Cyfrowy świat w otoczeniu kierowcy zamyka klamrą nowy head-up display z rozszerzoną rzeczywistością, który podzielono na dwie części – pierwsza wyświetla najważniejsze informacje w odległości ok. 9-13 m przed kierowcą. Druga pokazuje informacje związane np. z nawigacją do 200 m przed kierowcą. Ale przejdźmy wreszcie do nieco przyziemnych spraw.
Dużym atutem kokpitu jest podejście Niemców do wykończenia wnętrza – w tej materii można zauważyć poprawę względem ostatniej dekady. Twardych plastików jest mniej, podobnie jak fortepianowej czerni (choć ta nie zniknęła zupełnie), natomiast wykończenie deski może przyjąć formę np. alcantary czy… drewna.
Duże wymiary zewnętrzne nie przekładają się natomiast na przestrzeń w środku. Z nadwoziem liczącym 4771 mm długości, 1939 mm szerokości i 1648 mm wysokości oraz rozstawem osi o wymiarze 2899 mm spodziewałem się większej swobody ruchów w drugim rzędzie.
Co prawda, siadając za fotelem ustawionym pod siebie (mam 186 cm wzrostu), wciąż miałem niewielki zapas, lecz gdy za kierownicą usiadł nieco wyższy kolega, kolanami dotykałem już (niestety plastikowego) oparcia fotela. Nie można się za to przyczepić do przestrzeni wygospodarowanej dla bagaży. We frunku do dyspozycji mamy 64 l, natomiast główny bagażnik liczy uczciwe 526 l.
Audi Q6 e-tron pojawi się na rynku jeszcze w tym roku. Niemcy szczycą się, że model będzie produkowany niemal w całości w Ingolstadt, a większość podzespołów będzie pochodziła z okolicznych fabryk. Wyjątkiem będą silniki, których produkcja odbywa się w zakładzie na Węgrzech.
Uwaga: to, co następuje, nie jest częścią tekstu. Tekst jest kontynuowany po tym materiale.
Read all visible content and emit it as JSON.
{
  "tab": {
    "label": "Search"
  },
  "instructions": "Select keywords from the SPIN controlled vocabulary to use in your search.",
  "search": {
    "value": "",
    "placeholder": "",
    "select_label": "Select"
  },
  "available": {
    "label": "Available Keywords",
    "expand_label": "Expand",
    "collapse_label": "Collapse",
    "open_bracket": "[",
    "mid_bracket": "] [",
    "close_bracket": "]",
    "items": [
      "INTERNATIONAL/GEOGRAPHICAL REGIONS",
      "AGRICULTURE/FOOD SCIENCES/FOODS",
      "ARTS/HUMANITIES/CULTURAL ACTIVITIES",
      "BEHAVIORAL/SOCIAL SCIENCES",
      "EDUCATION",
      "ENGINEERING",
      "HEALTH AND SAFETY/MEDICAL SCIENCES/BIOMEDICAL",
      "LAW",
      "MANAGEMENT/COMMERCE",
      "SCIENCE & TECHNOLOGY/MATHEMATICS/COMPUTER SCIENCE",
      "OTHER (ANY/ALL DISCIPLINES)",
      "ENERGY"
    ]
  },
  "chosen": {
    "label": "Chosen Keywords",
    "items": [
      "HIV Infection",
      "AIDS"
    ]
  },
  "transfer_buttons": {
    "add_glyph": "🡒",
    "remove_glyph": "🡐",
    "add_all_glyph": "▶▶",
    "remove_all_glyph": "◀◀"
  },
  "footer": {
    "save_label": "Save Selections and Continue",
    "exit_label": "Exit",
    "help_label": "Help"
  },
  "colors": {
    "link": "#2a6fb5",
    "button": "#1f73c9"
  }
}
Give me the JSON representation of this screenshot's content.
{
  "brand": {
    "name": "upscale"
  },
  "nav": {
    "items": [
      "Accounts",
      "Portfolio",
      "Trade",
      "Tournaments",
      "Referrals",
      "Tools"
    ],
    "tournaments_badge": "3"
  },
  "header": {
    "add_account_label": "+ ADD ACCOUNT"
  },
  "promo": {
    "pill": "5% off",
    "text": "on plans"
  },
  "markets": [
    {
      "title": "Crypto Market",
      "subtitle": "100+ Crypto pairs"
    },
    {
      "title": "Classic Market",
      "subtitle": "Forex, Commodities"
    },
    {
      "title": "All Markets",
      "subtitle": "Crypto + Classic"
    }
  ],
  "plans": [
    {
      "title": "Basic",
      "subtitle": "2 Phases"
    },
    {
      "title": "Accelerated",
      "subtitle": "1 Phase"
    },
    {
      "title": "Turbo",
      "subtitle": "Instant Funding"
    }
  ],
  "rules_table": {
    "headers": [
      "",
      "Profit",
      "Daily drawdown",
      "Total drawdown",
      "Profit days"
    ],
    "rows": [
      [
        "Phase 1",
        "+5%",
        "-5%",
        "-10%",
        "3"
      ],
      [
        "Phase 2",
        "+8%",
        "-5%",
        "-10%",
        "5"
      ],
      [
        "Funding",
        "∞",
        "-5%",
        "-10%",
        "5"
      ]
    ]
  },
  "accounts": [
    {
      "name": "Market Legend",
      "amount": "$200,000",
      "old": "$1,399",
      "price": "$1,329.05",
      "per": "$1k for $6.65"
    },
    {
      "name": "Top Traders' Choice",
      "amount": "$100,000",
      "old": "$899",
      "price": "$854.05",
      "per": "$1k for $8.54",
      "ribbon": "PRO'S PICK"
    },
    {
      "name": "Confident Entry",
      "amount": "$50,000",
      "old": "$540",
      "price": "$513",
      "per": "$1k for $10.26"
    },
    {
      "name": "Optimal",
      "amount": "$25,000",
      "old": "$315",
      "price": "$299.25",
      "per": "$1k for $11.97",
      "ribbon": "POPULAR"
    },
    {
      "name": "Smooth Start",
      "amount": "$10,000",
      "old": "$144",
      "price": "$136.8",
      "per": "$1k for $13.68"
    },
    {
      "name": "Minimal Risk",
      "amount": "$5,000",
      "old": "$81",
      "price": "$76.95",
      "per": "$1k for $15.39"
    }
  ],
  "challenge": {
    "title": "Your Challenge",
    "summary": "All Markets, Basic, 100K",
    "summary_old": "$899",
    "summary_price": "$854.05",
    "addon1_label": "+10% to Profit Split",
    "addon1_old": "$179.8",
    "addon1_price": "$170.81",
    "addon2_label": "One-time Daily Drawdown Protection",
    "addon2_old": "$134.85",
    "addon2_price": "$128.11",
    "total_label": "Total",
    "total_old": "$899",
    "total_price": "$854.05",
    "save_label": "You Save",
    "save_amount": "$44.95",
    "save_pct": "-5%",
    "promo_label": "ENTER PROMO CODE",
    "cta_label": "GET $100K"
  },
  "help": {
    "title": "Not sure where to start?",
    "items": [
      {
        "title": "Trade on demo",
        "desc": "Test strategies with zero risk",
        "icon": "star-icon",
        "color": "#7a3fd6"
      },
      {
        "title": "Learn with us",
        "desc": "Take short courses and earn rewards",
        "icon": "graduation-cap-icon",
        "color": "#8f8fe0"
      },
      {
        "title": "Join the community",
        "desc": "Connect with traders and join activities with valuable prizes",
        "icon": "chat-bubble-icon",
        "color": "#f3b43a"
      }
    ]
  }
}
Według szacunków głównym rynkiem zbytu mają być Stany Zjednoczone i Europa. A co z Chinami? Cóż, Państwo Środka będzie miało swój własny, przedłużony model. Jego produkcja będzie się już odbywać w Chinach. Czy Q6 e-tron ma szansę na sukces? Dużo na pewno będzie zależeć od przełożenia teorii na właściwości zasięgowe w praktyce. Jego głównymi rywalami będą m.in. Tesla Model Y, BMW iX3 czy Ford Mustang Mach-e.